Apesar do termo fase de desenvolvimento aparecer no documento e a constatação de um maior protagonismo das educadoras e educadores no depoimento de Reginaldo, também é possível afirmar que já havia naquele período (1975) uma nítida concepção de criança como um ser capaz de pensar, falar, agir, opinar, participar e decidir (pressupostos imprescindíveis para se realizar a educação popular), um claro combate ao adultocentrismo.

Quanto ao apostolado da amizade, dos adultos para com as crianças, também tratado no depoimento de Reginaldo e no documento Escutem a Gente, continuou um crescente, um princípio inegociável para o Movimento. Pois, acreditava-se ser ele o meio de proporcionar o ambiente e o clima de confiança e liberdade, no qual a criança seria ouvida sem repressão: a porta da frente para que os adultos entrassem na vida infantil e assim pudessem realizar uma educação libertadora. Portanto, passar a ser chamado de Movimento Amigos das Crianças de certa forma é uma consagração desse princípio.

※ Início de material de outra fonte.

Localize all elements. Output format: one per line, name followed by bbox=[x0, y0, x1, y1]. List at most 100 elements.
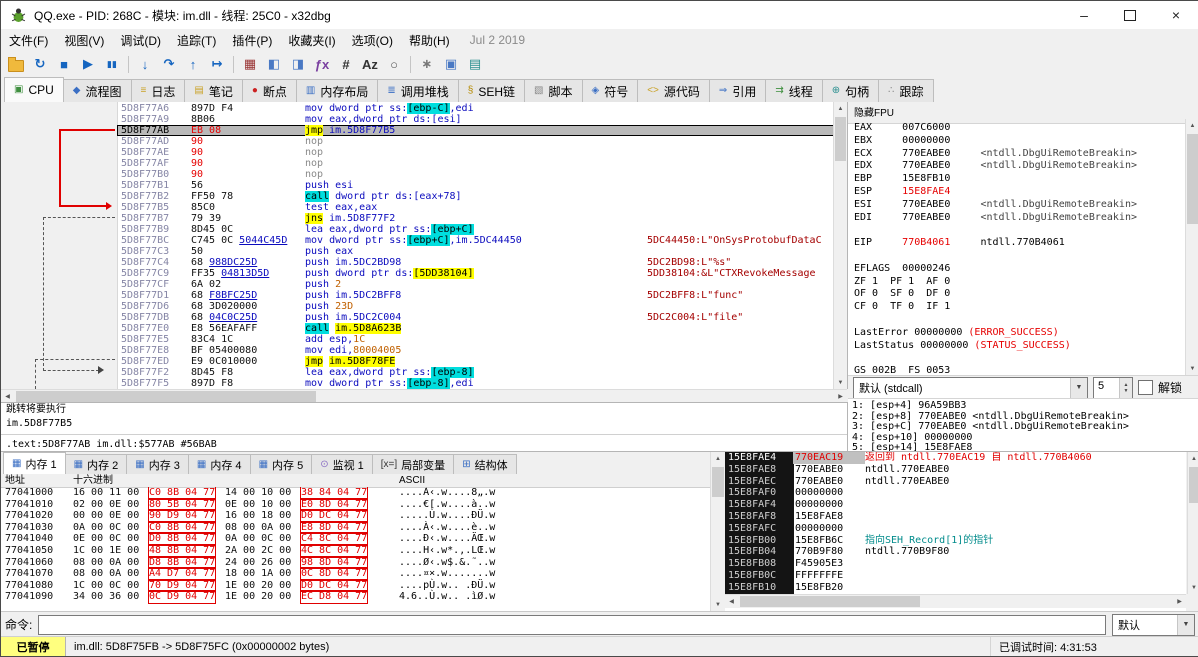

Ouvir as crianças, como já refletido no capítulo anterior, não se tratava somente de ser “bonzinho” e “gentil” para com os pequenos, mas, antes de tudo, de uma atitude de amizade, de reconhecimento de que nem o adulto sabe tudo e nem a criança sabe nada; de que a criança é importante e a educação popular deve sempre partir dos interesses dos envolvidos. Pois, ao participar da brincadeira preconceituosa ou violenta, proposta pela meninada, por exemplo, é oportunizado ao educador o clima para questionar a própria brincadeira. Pois, assim o faz como um de dentro e não um de fora; como um amigo que só quer ajudar e não como um “estranho” descompromissado, ávido para criticar apenas.

Enfim, ouvir, além de ser uma atitude própria das relações de amizade, é também um elemento sem o qual não pode haver educação popular com crianças e adolescentes ou com qualquer pessoa.